Pour le chercheur en criminologie Mounir Eleuch, « les législations dans la majorité des pays africains ne sont pas en phase avec les progrès de la science pénale ».
Tunis (dpa) – Afin d’atténuer le risque d’entrée et de propagation de la pandémie de Covid-19 dans leurs prisons, plusieurs pays africains ont opté pour le « désengorgement » de leurs établissements pénitentiaires surpeuplés.
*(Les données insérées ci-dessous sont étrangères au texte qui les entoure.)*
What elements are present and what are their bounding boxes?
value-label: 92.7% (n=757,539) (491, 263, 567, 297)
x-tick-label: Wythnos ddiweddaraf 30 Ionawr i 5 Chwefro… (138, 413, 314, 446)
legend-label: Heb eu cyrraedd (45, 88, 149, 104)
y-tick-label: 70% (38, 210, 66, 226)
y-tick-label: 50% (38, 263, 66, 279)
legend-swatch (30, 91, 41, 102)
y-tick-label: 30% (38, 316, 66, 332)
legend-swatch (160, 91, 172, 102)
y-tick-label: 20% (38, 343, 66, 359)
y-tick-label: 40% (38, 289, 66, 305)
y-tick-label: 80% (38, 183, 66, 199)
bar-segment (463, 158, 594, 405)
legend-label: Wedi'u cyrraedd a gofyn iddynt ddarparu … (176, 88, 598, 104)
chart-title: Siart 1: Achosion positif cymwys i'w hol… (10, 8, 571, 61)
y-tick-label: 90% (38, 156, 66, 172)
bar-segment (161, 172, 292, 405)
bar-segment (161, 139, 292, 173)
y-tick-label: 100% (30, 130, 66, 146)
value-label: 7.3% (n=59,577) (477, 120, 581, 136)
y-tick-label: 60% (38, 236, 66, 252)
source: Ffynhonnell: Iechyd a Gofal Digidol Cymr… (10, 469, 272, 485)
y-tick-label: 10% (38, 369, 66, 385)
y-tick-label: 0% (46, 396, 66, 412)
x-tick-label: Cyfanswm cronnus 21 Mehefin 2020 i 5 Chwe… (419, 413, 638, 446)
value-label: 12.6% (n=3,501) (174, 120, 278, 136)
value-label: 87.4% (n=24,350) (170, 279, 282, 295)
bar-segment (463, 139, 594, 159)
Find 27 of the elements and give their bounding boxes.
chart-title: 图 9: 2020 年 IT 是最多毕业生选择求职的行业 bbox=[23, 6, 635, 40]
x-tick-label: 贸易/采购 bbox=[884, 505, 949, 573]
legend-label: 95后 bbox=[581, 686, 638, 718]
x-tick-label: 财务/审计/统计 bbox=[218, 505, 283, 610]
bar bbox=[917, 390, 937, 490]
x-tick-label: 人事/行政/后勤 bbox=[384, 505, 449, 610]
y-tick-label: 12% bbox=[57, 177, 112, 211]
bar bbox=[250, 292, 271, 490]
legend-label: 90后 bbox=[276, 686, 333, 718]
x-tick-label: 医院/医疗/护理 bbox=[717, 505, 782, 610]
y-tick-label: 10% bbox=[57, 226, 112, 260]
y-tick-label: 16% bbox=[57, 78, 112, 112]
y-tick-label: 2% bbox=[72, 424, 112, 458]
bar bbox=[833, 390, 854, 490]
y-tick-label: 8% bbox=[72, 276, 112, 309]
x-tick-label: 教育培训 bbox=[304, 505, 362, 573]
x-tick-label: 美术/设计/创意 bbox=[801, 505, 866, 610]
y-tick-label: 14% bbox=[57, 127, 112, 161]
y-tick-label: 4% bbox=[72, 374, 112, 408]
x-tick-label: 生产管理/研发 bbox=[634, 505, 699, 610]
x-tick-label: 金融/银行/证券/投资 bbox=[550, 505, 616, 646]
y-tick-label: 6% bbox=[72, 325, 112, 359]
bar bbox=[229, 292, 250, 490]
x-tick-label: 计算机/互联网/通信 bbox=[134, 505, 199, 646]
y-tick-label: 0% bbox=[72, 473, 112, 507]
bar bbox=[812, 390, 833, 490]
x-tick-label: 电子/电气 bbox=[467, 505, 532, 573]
C’est le cas notamment de l’Afrique du Sud qui a annoncé, le 8 mai 2020, la remise en liberté, sous contrôle judiciaire, de 19.000 détenus, suite à l’enregistrement de foyers de contamination par le coronavirus dans certaines prisons du pays. Dans le même contexte, et en Afrique du Nord, la Tunisie a remis en liberté plus de 5000 détenus, entre mars et avril 2020, a déclaré à la dpa un responsable au ministère tunisien de la Justice.
En République démocratique du Congo (RDC), où des cas de coronavirus ont été enregistrés dans la prison de Makala, l’un des plus grands centres pénitentiaires d’Afrique, les autorités ont promis des « mesures de désengorgement ». Ces mesures s’appliqueront à une catégorie précise : « les détenus préventifs, des agents retenus pour des motifs bénins, ainsi que des personnes dont les arrangements ont été trouvés à l’amiable », selon un responsable judicaire congolais, cité par des médias officiels.
Pour Mounir Eleuch, chercheur tunisien en criminologie et auteur de plusieurs livres sur les droits des prisonniers, les prisons africaines sont surpeuplées à cause de « l’excès législatif de la criminalisation ». « Ainsi, des personnes sont emprisonnées même pour des délits mineurs et non violents, comme fumer un joint de cannabis, ou critiquer, sur Facebook, un responsable politique », a-t-il déclaré à la dpa.
Risque pour la santé, origine de violences
« Les législations dans la majorité des pays africains ne sont pas en phase avec les progrès de la science pénale, notamment en matière des alternatives à l’emprisonnement », a constaté Eleuch. Selon lui, le surpeuplement carcéral porte atteinte au droit de la personne à l’intimité. Il est aussi à l’origine de la détérioration de la santé physique (propagation des maladies) et psychique des détenus » et des violences entre prisonniers ou à l’encontre des gardiens de l’établissement carcéral.
« Dans de telles conditions, il est impossible d’appliquer un programme de réhabilitation et de rééducation aux profit des prisonniers. Au contraire, les prisons sont ainsi devenues une pépinière de criminels et un facteur de récidive », a déploré le chercheur. La transformation du contexte carcéral actuel exige à son avis des réformes pénitentiaires « urgentes » comme les peines alternatives à l’emprisonnement, telles que les peines économiques (amendes), le travail d’intérêt général et le bracelet électronique.